News

FedEx Freight back in Empire Zone

October 12, 2010

BY MICHAEL LAMENDOLA Gazette Reporter
Reach Gazette reporter Michael Lamendola at 395-3114 or lamend@dailygazette.com.

The $5.2 million FedEx Freight project in the Rotterdam Industrial Park is back in the state’s Empire Zone program.
The Empire Zone Designation Board on Friday voted to reinstate the project, reversing a decision made by Empire State Development Corp. in June 2009 to decertify it.
The project’s reinstatement means FedEx Freight will continue to pay full property taxes to Schenectady County, Rotterdam and the local school district, totaling $142,000, said Ray Gillen, commissioner of economic development and planning for Schenectady County.

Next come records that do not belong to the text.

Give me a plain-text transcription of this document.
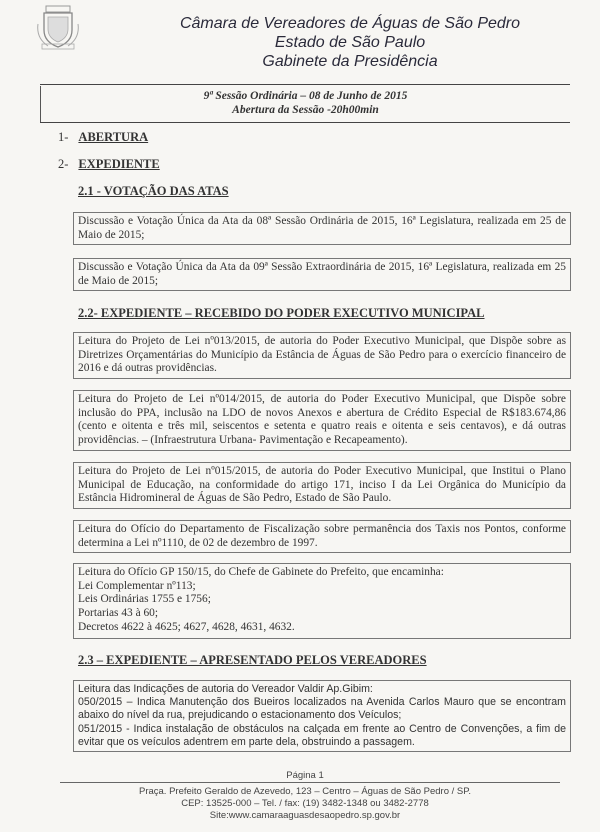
Câmara de Vereadores de Águas de São Pedro
Estado de São Paulo
Gabinete da Presidência
9ª Sessão Ordinária – 08 de Junho de 2015
Abertura da Sessão -20h00min
1- ABERTURA
2- EXPEDIENTE
2.1 - VOTAÇÃO DAS ATAS
Discussão e Votação Única da Ata da 08ª Sessão Ordinária de 2015, 16ª Legislatura, realizada em 25 de Maio de 2015;
Discussão e Votação Única da Ata da 09ª Sessão Extraordinária de 2015, 16ª Legislatura, realizada em 25 de Maio de 2015;
2.2- EXPEDIENTE – RECEBIDO DO PODER EXECUTIVO MUNICIPAL
Leitura do Projeto de Lei nº013/2015, de autoria do Poder Executivo Municipal, que Dispõe sobre as Diretrizes Orçamentárias do Município da Estância de Águas de São Pedro para o exercício financeiro de 2016 e dá outras providências.
Leitura do Projeto de Lei nº014/2015, de autoria do Poder Executivo Municipal, que Dispõe sobre inclusão do PPA, inclusão na LDO de novos Anexos e abertura de Crédito Especial de R$183.674,86 (cento e oitenta e três mil, seiscentos e setenta e quatro reais e oitenta e seis centavos), e dá outras providências. – (Infraestrutura Urbana- Pavimentação e Recapeamento).
Leitura do Projeto de Lei nº015/2015, de autoria do Poder Executivo Municipal, que Institui o Plano Municipal de Educação, na conformidade do artigo 171, inciso I da Lei Orgânica do Município da Estância Hidromineral de Águas de São Pedro, Estado de São Paulo.
Leitura do Ofício do Departamento de Fiscalização sobre permanência dos Taxis nos Pontos, conforme determina a Lei nº1110, de 02 de dezembro de 1997.
Leitura do Ofício GP 150/15, do Chefe de Gabinete do Prefeito, que encaminha:
Lei Complementar nº113;
Leis Ordinárias 1755 e 1756;
Portarias 43 à 60;
Decretos 4622 à 4625; 4627, 4628, 4631, 4632.
2.3 – EXPEDIENTE – APRESENTADO PELOS VEREADORES
Leitura das Indicações de autoria do Vereador Valdir Ap.Gibim:
050/2015 – Indica Manutenção dos Bueiros localizados na Avenida Carlos Mauro que se encontram abaixo do nível da rua, prejudicando o estacionamento dos Veículos;
051/2015 - Indica instalação de obstáculos na calçada em frente ao Centro de Convenções, a fim de evitar que os veículos adentrem em parte dela, obstruindo a passagem.
Página 1
Praça. Prefeito Geraldo de Azevedo, 123 – Centro – Águas de São Pedro / SP.
CEP: 13525-000 – Tel. / fax: (19) 3482-1348 ou 3482-2778
Site:www.camaraaguasdesaopedro.sp.gov.br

The state reimburses the company for the taxes it pays.
If the decertification had been upheld, the project would have reverted to a Payment in Lieu of Taxes agreement that would have cut taxes to approximately $88,000 per year, Gillen said, but there would be no state reimbursement.
David Buicko, chief operating officer for the Galesi Group, praised the board’s decision. Galesi owns the Rotterdam Industrial Park and the building in which FedEx Freight is located, under the name of Northeastern Industrial Park Holdings. “A lot of people took advantage of the Empire Zone program and did it the wrong way. We did it the right way,” Buicko said.
Buicko said Northeastern Industrial Park Holdings invested abut $6 million to construct a 53,535-squarefoot distribution center for Federal Express. .
“It was a breakthrough project for the community, and both Empire State Development and the state Office of General Services were very involved in the successful effort to bring this new distribution facility to Schenectady County,” said Susan Savage, chairwoman of the Schenectady County Legislature, who wrote a letter to the state appeals board in support of the project.
“Many successful projects followed as Federal Express is such a prominent name in distribution. As a result of this first project, we have seen Railex build a $25 million distribution facility at the former Army Depot, while the Golub Corporation invested $15 million in a frozen foods distribution center. Collectively, these three distribution projects have now created almost 500 new jobs,” Savage said.
The state revoked Empire Zone certifications from 640 companies last year, retroactive to Jan. 1, 2008, saying that the companies either failed a 1-to-1 costbenefit test or were identified as “shirt-changers.” More than half appealed.
Shirt-changers are new companies that are similar in ownership and operation to an existing business in the state and showed no growth in their employee base for the period measured.
The 1-to-1 test measures whether a company’s gross wages and capital investments equaled the tax benefi ts it used and had refunded.
Gillen said the FedEx Freight project’s test measure is 9.21-to-1.